Segregating medical school
Separating medical students into racial affinity groups supports the "antiracist and anti-oppression curriculum," argues an article in the New England Journal of Medicine.
University of California San Francisco (UCSF) School of Medicine faculty and administrators see medical school as "retraumatizing" BIPOC (Black Indigenous People of Color) students, writes Gabrielle M. Etzel in Campus Reform.
UCSF has groups for Black/African American students, other "people of color" and Whites.
“In a space without White people, BIPOC participants can bring their whole selves, heal from racial trauma together, and identify strategies for addressing structural racism,” the article states.
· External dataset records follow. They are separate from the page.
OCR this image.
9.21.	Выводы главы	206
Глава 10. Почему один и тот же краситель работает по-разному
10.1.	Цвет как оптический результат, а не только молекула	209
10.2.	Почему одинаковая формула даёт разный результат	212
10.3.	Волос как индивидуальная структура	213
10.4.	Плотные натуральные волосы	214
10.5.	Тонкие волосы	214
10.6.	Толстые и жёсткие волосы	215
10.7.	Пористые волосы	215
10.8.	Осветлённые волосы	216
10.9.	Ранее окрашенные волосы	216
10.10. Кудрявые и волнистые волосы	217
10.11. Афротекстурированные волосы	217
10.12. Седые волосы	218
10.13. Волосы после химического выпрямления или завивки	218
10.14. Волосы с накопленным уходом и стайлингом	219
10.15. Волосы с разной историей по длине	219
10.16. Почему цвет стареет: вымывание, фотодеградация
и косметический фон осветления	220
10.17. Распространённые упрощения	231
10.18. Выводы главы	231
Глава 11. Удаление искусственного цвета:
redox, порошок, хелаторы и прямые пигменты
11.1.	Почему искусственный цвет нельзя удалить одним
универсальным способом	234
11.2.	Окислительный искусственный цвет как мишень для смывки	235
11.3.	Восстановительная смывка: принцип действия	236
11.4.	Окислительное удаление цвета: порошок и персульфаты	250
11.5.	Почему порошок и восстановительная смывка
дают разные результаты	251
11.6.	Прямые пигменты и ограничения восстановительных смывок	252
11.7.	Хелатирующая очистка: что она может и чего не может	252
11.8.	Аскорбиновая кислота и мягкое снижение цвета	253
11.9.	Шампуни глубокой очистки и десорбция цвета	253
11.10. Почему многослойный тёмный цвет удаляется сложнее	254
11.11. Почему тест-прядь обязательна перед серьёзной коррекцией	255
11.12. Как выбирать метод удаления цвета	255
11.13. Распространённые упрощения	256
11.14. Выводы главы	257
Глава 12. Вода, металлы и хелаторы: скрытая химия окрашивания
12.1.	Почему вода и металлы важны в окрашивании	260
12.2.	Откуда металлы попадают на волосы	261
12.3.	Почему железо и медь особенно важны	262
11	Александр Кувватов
. . . White “participants can learn to be thoughtful allies who are less dominating in integrated spaces, to elevate the voices and leadership of BIPOC colleagues, and to iteratively reevaluate their own internalized racism and sense of superiority that can obstruct antiracist commitment and action.”
Will they be better doctors? Will they be prepared to treat people of different racial and ethnic groups?
"The DEI (Diversity Equity Inclusion) agenda — which promotes people and policies based on race, ethnicity, gender, religion, and sexual orientation rather than merit — is undermining health care," writes Stanley Goldfarb, an emeritus medical professor, in The Free Press. He has started a nonprofit called Do No Harm with others "to combat discriminatory practices in medicine."